Data pools do not have any knowledge of what kind of data they store (like what class it is an object of, and so on) and are prohibited from doing anything other than dealing with the objects generically.
public class DataPool
{
public Object getNextItem(Object currentItem);
public Object getRandomItem();
public Object putItem(Object);
private void saveState();
private void recoverState();
}
Simpleton Information In Memory
There should be a shared memory space that all simpletons access. It should store, for each simpleton, its input pool(s) and output pool. This could be a class that manages this data and provides synchronized methods to access it. One possibility:
public class SimpletonRegistry
{
//should there be multiple pools?
public DataPoolID[] getUpstreamPools(SimpletonID);
public DataPoolID getDownstreamPool();
public void registerSimpleton(SimpletonID);
//how does it know where to put it?
}
Pages
Pages store information about a page---the page content, and all attributes that any simpleton might care to add. It should be possible to create or remove attributes dynamically and access or modify the values of the attributes.

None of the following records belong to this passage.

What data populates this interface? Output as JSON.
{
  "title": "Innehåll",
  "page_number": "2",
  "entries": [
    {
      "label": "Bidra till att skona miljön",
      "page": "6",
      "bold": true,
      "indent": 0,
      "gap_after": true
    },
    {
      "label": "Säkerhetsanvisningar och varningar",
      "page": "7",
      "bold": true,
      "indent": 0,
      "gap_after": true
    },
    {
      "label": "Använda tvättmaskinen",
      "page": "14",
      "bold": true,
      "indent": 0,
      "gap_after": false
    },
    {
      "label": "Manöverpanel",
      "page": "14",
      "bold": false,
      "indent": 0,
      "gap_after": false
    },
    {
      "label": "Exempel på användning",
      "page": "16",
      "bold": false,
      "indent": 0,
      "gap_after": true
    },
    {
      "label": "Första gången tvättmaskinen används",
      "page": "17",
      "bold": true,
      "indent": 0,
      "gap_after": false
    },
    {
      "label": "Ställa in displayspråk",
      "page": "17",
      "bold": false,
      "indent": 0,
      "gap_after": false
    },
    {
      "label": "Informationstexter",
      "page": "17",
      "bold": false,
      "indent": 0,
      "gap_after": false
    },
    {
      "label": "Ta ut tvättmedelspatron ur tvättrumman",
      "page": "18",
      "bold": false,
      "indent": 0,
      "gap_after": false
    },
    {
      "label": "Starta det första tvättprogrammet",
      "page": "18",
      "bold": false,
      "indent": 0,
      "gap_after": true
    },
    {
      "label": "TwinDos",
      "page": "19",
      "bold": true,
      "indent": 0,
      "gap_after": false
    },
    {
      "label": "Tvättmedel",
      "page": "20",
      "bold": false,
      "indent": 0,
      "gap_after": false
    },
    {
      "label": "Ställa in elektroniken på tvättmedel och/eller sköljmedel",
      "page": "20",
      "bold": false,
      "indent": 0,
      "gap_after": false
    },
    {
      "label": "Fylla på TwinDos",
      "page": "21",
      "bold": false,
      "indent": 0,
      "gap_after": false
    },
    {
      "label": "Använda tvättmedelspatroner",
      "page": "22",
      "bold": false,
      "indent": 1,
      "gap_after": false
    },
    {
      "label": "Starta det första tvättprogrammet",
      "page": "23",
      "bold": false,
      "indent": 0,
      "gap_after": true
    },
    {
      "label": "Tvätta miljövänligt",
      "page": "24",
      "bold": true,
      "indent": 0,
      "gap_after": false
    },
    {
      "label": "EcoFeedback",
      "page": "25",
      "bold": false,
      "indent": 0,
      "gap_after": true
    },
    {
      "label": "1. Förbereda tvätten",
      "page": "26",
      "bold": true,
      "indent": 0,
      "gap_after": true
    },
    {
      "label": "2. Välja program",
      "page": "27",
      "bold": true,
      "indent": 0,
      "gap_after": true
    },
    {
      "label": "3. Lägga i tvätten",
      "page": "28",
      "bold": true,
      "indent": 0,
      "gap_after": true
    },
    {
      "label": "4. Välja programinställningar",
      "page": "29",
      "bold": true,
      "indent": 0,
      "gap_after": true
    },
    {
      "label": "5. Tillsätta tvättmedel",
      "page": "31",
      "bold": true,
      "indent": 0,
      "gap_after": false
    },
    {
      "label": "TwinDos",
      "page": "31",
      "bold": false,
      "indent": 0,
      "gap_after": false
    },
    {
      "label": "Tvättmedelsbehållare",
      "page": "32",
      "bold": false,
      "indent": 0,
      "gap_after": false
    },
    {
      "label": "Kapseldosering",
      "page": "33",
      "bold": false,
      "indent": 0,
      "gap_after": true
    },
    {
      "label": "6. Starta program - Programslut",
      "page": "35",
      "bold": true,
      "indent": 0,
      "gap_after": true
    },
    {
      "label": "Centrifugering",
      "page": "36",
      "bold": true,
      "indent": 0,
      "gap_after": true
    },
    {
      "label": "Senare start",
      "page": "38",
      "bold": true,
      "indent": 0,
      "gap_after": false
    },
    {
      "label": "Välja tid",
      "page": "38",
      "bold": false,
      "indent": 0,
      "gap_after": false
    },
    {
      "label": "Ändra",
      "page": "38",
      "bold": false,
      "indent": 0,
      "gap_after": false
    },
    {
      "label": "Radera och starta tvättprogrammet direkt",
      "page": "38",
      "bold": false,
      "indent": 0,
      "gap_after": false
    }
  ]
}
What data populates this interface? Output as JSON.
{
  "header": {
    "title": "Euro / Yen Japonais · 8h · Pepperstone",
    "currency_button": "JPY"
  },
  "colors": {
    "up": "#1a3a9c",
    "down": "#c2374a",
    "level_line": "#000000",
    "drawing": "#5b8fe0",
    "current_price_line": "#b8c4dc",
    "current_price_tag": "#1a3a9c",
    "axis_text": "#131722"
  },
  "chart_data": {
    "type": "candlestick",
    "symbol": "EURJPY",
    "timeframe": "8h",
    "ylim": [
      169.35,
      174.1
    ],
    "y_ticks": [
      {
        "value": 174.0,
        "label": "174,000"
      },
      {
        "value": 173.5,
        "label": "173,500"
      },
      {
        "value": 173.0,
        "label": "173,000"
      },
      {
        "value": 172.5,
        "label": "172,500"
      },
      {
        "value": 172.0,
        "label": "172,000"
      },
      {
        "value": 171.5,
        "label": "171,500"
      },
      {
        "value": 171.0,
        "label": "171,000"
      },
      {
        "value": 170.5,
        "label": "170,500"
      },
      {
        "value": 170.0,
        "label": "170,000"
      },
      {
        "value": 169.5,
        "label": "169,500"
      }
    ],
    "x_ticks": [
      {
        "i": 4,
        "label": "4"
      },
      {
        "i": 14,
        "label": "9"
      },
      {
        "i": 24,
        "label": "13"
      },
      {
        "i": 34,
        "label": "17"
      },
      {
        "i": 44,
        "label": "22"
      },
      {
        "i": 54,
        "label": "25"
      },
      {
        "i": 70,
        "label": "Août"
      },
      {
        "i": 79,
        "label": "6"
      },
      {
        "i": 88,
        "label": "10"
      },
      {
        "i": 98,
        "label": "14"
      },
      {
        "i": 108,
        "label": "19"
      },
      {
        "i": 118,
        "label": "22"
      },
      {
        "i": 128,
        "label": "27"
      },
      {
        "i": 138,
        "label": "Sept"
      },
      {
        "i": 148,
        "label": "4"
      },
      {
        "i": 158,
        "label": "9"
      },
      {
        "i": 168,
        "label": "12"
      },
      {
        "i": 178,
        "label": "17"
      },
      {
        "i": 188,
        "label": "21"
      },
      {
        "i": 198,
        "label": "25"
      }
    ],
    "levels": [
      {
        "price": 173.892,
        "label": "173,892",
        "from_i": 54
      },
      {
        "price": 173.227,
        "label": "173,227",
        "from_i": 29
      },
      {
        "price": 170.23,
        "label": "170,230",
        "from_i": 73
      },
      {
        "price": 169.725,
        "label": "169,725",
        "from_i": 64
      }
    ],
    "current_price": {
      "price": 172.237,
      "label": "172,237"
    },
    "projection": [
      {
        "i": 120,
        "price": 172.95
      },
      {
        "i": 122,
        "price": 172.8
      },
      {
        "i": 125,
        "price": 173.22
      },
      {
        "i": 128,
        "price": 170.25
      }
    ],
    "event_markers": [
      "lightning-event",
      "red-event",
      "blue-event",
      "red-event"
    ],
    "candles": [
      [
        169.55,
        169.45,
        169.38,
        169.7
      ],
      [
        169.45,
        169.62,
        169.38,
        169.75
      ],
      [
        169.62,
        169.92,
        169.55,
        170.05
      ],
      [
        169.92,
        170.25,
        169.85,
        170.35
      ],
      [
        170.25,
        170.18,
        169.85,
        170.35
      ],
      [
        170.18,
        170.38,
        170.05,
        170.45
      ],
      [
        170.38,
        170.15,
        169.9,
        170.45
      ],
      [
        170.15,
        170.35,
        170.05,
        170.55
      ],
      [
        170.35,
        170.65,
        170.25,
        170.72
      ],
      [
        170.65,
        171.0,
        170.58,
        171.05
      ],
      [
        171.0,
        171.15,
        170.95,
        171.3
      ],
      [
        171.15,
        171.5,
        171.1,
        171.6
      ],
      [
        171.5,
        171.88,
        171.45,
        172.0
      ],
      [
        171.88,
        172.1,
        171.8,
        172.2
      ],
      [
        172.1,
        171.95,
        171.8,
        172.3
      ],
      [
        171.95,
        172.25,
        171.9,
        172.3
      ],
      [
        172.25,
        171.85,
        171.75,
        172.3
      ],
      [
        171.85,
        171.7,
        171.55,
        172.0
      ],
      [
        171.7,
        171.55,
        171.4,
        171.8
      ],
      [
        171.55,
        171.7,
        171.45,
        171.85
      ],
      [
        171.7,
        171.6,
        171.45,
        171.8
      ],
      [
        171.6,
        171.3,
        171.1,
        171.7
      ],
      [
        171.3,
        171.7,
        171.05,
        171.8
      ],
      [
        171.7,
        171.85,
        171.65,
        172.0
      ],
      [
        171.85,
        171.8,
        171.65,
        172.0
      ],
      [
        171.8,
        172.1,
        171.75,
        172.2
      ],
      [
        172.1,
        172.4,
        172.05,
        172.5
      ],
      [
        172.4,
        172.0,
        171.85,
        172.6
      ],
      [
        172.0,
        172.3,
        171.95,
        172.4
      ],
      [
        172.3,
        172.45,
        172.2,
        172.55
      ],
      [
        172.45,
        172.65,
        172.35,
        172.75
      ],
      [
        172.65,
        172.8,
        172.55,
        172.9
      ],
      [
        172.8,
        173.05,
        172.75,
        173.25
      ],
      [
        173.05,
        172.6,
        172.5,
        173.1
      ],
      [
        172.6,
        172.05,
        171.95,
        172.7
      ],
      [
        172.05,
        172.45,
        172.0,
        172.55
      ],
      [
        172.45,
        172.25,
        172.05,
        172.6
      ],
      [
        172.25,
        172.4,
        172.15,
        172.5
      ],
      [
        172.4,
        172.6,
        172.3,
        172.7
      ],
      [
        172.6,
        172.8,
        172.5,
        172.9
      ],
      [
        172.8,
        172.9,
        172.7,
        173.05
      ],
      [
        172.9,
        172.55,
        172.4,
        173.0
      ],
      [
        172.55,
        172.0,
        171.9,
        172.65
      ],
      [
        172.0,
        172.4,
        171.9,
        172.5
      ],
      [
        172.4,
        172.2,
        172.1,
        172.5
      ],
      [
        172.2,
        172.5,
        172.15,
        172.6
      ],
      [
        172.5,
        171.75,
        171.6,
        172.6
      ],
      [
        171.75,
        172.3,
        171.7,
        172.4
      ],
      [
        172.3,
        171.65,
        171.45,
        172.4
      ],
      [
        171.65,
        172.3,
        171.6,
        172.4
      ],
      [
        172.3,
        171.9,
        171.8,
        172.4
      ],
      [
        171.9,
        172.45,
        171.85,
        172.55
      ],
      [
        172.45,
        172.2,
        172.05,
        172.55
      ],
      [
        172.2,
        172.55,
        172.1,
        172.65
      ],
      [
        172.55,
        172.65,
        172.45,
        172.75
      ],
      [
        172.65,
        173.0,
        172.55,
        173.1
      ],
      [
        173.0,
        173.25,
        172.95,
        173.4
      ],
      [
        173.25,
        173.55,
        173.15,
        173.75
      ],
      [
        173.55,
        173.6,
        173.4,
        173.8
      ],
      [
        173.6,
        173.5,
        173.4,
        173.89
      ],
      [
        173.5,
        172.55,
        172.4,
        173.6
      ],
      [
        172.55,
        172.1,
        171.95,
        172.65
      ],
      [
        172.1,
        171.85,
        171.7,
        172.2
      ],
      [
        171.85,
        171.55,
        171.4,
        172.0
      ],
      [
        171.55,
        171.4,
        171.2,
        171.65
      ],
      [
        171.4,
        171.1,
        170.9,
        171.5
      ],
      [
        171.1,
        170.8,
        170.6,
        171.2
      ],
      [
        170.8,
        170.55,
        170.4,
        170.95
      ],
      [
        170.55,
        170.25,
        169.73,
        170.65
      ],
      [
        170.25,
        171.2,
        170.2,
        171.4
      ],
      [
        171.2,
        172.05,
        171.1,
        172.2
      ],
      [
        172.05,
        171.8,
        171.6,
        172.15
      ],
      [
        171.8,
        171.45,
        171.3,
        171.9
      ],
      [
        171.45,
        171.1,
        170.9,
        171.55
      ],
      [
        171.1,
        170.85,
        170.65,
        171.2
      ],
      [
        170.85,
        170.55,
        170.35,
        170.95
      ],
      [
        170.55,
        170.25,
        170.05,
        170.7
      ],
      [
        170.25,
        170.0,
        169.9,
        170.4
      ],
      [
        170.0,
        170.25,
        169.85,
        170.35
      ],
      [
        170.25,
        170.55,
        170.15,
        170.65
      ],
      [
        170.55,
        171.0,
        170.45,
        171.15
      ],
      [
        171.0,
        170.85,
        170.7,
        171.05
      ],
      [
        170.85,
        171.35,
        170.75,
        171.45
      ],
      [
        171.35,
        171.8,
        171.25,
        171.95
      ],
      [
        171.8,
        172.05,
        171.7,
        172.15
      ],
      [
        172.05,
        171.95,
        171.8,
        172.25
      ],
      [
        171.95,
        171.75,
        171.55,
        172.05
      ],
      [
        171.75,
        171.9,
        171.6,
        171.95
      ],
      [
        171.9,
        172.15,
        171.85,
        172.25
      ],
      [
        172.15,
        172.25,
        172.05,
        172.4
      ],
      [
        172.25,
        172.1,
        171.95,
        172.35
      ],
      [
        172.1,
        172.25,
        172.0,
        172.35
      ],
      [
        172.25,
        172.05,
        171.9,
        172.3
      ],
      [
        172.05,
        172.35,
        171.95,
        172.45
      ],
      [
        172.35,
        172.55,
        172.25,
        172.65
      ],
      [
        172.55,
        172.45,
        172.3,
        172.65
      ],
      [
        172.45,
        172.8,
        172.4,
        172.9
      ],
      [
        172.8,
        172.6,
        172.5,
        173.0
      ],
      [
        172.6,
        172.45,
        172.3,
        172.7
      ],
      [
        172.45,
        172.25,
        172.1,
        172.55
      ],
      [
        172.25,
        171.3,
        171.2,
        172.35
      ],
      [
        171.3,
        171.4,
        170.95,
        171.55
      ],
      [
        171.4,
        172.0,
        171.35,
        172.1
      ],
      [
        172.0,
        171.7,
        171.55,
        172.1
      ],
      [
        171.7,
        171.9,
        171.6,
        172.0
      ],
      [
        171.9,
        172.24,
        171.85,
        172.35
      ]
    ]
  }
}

Pages make no semantic inference about their attributes. To ensure this, pages can just store a set of attribute objects of the Attribute class.
public class Page
{
//a hash table of attributes indexed by attribute ID
private Hashtable attributeTable;
public Attribute getAttribute(AttributeID);
public void addAttribute(Attribute);
public void removeAttribute(AttributeID);
}
Attributes
Attributes are pairs of the form (AttributeID, AttributeValue). It should be possible to access and modify attribute values. In addition, attributes store information about their weight (which may be used by other simpletons in their computations) and relations with other attributes (also used by simpletons).
public class Attribute
{
AttributeID id;
AttributeWeight weight;
AttributeRelationTable relationsWithOtherAttributes;
SimpletonID creatorSimpleton;
Time creationTime;
Simpleton lastUpdateSimpleton;
Time lastUpdateTime;
public void setValue(Object);
public Object getValue();
public AttributeID getID();
}
Clusters
Clusters store information about which pages are related. This information is used to display related pages (that is, pages in the same cluster) together. Pages can be added to clusters, removed from clusters, and so on. Every page, when added to a cluster, also gets an attribute that stores the ClusterID of the cluster to which this page belongs. A page may belong to multiple clusters, or to no clusters.
public class Cluster
{
ClusterID id;
ClusterWeight weight;
Time timeOfCreation;
Vector pagesInCluster; //a list of PageIDs
public void addPage(PageID);
public void removePage(PageID);
public Vector getPagesInCluster();
}